Los límites al desquiciamiento

Nicolás Maduro aprueba el presupuesto venezolano por decreto, desconociendo al Parlamento en flagrante violación del orden constitucional y legal, pero formalmente autorizado a cometer esas violaciones por el Tribunal Supremo de Justicia. Donald Trump anuncia que si pierde (léase “voy a perder”) las elecciones en Estados Unidos, será porque “el proceso está amañado”, irresponsable acusación que podría causar serias fisuras en la gobernabilidad e institucionalidad del país.

Hace dos generaciones, Adolf Hitler desconoció leyes, tratados y promesas, y al intentar imponer su voluntad llena de odios y rencores, llevó a la humanidad a la más destructiva experiencia colectiva que jamás ha vivido. Unas décadas antes, en respuesta a la cruel y despótica tradición de los zares, el régimen soviético estableció otro en Rusia, aún más monstruoso que el que reemplazaba, dedicado a la sistemática negación de la dignidad humana. ¿Dónde están los límites a desquiciamientos como esos del orden razonable de las sociedades? Y ¿cómo se imponen esos límites?Creo que los límites están, finalmente, en la conciencia de cada individuo. Y creo que se imponen, como se han logrado imponer una y otra vez a través de la historia, porque esa conciencia finalmente despierta.

En su impactante obra “El archipiélago Gulag” Alexsandr Solzhenitsin describe un momento de su propia juventud: “¿Había conservado al menos ese amor a la libertad propio de los estudiantes? Nunca en la vida lo tuvimos: lo que nosotros amábamos eran las formaciones marchando al paso. Recuerdo muy bien que fue precisamente en la academia militar cuando empecé a sentir alegría por la simplificación de mi existencia: ya no tenía que pensar.”

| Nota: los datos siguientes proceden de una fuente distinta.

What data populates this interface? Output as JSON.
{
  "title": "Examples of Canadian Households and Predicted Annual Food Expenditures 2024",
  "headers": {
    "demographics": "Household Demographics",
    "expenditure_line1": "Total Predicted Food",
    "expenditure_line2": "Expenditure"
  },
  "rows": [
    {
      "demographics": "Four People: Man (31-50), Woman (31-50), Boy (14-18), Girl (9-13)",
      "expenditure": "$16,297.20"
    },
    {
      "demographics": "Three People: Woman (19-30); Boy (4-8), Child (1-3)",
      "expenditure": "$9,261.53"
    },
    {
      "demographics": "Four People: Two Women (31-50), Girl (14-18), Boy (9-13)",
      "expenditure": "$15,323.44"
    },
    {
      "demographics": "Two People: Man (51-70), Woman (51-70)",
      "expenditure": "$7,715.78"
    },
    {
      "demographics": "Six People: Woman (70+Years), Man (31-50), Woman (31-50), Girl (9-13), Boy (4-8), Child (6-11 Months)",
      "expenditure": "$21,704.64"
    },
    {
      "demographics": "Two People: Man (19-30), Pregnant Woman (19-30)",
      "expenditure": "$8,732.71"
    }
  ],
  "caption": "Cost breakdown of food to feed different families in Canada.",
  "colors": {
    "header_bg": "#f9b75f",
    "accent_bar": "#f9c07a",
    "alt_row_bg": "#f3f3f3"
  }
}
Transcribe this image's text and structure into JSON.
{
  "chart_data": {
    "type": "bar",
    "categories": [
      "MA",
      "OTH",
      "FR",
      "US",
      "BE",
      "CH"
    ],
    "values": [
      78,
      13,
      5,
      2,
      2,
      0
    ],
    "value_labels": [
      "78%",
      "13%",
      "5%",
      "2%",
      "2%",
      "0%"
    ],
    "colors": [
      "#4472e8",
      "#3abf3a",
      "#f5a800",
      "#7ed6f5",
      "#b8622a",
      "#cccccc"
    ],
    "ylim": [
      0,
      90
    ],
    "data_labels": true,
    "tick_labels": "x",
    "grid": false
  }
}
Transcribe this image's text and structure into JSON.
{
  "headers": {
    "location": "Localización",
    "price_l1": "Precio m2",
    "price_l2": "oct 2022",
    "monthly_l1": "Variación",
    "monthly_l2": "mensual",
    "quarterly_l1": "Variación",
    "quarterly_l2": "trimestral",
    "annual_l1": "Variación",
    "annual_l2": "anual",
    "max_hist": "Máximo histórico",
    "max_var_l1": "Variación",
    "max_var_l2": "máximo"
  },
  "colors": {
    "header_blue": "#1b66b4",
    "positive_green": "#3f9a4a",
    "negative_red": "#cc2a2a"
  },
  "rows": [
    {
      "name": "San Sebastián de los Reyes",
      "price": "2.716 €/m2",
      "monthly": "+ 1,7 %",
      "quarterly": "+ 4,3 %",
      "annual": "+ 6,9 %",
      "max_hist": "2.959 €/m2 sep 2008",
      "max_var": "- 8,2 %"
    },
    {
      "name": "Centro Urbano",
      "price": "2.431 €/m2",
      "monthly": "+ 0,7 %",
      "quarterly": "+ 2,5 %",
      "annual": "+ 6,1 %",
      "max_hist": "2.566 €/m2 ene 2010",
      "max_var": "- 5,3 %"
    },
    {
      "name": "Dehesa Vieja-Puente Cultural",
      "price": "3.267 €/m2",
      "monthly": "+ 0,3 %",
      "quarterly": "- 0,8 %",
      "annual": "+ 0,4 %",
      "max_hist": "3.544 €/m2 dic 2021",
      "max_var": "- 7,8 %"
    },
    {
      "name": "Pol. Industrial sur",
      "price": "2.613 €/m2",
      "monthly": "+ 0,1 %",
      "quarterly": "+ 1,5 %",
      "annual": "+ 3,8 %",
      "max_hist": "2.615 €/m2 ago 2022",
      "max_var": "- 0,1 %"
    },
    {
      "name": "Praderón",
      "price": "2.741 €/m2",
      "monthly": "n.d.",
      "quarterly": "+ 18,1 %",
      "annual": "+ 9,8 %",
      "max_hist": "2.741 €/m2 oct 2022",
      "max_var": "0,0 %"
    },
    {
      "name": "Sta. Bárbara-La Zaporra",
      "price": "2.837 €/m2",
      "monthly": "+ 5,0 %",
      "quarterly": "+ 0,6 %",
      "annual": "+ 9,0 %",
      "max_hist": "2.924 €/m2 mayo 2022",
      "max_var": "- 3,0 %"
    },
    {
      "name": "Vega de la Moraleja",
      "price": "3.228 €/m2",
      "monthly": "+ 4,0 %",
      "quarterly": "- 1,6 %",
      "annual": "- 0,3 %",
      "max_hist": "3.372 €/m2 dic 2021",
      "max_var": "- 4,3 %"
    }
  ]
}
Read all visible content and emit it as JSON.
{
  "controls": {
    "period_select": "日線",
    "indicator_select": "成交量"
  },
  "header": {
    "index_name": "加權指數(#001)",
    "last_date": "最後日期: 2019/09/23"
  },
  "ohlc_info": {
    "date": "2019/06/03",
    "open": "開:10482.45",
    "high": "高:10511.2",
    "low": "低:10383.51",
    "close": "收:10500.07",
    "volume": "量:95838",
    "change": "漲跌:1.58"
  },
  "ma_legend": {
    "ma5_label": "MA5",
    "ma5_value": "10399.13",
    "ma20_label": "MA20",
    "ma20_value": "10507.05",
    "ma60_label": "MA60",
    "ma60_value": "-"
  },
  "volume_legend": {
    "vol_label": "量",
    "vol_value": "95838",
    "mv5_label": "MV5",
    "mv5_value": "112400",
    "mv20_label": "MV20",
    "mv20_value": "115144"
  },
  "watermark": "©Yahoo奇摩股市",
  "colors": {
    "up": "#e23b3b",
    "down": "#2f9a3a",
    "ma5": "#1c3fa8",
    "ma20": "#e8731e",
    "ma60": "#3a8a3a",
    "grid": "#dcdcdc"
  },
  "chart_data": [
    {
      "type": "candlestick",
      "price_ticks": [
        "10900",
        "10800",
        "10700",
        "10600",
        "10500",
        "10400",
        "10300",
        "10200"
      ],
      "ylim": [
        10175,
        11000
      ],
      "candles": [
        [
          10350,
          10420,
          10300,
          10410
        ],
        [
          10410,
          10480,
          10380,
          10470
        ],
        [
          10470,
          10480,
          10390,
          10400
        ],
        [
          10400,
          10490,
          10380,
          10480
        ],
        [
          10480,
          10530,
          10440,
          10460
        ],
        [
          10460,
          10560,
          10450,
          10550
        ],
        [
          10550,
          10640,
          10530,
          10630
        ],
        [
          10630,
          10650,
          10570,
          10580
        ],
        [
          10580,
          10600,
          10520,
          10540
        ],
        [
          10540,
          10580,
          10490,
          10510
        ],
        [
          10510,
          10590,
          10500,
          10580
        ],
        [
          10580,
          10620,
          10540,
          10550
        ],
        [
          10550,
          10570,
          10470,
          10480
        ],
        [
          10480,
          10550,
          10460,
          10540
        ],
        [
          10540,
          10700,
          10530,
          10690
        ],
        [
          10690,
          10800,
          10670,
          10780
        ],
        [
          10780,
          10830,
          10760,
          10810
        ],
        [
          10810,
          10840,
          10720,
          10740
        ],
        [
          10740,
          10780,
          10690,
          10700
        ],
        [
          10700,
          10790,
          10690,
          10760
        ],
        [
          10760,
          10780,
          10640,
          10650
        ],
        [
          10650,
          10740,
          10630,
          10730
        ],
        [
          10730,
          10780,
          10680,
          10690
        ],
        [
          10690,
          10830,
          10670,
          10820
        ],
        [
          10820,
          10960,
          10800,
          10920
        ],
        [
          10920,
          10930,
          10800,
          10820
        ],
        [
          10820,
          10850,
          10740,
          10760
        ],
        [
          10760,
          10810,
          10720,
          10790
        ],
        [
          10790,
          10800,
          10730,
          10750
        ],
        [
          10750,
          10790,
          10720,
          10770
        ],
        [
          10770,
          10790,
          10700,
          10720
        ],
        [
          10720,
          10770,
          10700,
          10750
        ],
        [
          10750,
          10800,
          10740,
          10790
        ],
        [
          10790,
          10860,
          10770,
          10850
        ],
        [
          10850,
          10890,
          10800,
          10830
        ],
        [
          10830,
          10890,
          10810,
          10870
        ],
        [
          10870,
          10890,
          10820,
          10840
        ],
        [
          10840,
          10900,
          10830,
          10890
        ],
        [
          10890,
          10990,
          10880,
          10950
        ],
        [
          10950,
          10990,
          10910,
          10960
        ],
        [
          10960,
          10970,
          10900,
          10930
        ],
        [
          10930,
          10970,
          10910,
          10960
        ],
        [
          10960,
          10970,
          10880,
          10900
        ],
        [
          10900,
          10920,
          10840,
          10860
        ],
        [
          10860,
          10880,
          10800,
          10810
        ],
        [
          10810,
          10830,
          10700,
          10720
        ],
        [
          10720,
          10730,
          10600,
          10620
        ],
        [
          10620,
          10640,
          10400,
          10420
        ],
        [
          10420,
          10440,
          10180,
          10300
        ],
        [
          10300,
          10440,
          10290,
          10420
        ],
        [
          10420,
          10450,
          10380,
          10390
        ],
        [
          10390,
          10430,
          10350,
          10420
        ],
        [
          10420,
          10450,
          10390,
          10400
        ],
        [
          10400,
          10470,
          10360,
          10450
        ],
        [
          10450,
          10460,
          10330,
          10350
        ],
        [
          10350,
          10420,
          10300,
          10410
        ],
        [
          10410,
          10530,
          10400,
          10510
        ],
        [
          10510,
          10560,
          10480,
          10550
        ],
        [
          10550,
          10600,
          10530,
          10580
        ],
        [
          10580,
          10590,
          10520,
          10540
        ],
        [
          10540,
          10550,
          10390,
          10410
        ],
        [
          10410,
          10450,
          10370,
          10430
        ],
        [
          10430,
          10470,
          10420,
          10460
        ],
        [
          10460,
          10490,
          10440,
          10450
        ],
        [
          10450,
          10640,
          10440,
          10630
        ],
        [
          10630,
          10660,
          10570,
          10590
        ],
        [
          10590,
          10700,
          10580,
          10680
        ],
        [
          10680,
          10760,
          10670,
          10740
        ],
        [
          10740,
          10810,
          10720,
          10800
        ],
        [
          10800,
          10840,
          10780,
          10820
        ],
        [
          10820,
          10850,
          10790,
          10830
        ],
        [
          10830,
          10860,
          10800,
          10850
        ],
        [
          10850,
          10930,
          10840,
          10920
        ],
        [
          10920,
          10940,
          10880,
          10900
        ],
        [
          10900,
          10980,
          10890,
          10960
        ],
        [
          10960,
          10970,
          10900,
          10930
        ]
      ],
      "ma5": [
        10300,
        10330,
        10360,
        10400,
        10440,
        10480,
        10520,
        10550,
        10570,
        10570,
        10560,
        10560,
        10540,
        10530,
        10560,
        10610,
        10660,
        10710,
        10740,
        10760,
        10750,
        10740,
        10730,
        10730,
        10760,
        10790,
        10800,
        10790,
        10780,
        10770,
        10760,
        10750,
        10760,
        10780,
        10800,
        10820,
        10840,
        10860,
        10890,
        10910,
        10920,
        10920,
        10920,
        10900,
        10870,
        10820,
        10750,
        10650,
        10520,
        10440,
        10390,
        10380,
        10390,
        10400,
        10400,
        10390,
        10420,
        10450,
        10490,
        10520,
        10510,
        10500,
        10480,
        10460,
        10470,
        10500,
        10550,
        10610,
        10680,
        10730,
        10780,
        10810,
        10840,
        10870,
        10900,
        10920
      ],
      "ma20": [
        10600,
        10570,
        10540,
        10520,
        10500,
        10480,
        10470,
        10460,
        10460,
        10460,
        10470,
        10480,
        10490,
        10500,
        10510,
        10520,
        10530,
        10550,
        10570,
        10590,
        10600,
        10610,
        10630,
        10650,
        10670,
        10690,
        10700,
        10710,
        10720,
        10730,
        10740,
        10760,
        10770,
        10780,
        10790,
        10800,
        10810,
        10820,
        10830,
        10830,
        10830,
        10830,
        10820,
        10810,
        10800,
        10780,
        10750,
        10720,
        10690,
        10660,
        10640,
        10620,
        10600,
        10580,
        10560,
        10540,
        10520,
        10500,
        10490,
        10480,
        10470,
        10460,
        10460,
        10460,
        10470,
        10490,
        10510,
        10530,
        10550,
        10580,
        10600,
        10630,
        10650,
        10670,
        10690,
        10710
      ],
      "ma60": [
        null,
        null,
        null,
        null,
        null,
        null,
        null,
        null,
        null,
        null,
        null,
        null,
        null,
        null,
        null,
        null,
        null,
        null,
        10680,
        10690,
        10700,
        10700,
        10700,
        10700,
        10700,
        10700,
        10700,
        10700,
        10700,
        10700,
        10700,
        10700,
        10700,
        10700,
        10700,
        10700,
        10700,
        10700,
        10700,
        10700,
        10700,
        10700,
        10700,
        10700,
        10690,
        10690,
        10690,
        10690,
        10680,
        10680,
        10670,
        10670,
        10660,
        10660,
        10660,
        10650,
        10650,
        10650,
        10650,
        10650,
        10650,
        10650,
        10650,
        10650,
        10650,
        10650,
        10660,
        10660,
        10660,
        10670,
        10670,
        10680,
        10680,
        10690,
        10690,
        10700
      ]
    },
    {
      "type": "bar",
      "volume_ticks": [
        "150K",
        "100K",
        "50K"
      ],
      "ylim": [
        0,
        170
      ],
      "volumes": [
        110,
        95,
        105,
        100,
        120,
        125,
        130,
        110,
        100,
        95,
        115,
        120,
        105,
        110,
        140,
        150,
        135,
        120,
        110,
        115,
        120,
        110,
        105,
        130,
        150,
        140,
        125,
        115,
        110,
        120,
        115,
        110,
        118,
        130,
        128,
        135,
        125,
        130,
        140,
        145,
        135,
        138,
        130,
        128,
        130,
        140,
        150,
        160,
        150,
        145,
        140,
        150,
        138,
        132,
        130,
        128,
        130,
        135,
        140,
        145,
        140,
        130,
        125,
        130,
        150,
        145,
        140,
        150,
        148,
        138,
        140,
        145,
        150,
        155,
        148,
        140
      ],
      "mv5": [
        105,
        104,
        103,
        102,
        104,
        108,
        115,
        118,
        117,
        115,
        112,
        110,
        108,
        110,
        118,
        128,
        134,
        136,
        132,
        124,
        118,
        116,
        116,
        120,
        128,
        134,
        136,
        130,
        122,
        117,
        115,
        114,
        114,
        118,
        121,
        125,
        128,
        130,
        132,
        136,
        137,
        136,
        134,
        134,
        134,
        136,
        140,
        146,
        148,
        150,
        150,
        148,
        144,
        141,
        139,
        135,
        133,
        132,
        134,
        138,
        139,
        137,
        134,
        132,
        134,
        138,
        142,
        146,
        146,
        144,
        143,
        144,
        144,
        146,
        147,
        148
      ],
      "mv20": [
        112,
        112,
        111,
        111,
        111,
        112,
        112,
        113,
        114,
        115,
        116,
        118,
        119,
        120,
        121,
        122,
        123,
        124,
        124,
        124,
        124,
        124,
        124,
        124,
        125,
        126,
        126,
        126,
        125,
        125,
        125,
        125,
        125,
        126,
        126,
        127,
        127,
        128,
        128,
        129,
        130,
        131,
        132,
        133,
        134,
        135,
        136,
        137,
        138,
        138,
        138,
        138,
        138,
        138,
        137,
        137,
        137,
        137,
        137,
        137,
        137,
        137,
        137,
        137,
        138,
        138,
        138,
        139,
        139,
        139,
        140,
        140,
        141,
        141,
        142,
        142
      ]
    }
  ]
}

Solzhenitsin gradualmente comenzó a pensar nuevamente, se dio cuenta del horror en el que se había convertido su patria, y no obstante los riesgos, se volvió un disidente, una voz de la consciencia. Sufrió las consecuencias: pasó más de diez años en prisiones y en campos de trabajos forzados. Pero al fin logró ser libre, y trabajó para que cientos de millones puedan serlo.

Muchos seres humanos están tan inmersos en las tragedias que resultan de la ruptura de los límites que tal vez ya no puedan hacer otra cosa que ver cómo sobreviven a la pesadilla. Pero muchos otros, que observamos cómo operan las fuerzas del desquiciamiento en nuestras propias sociedades o en otras cercanas -la venezolana, la norteamericana- tenemos la envidiable oportunidad de pensar, sin haber dejado de hacerlo ni tener que despertar, y de preguntarnos si hemos conservado nuestro amor a la libertad, a la razón, a la moderación, a la simple idea de que personas razonables pueden estar en desacuerdo, pero siempre tienen opción de conciliar y de construir, sin intolerancias ni imposiciones.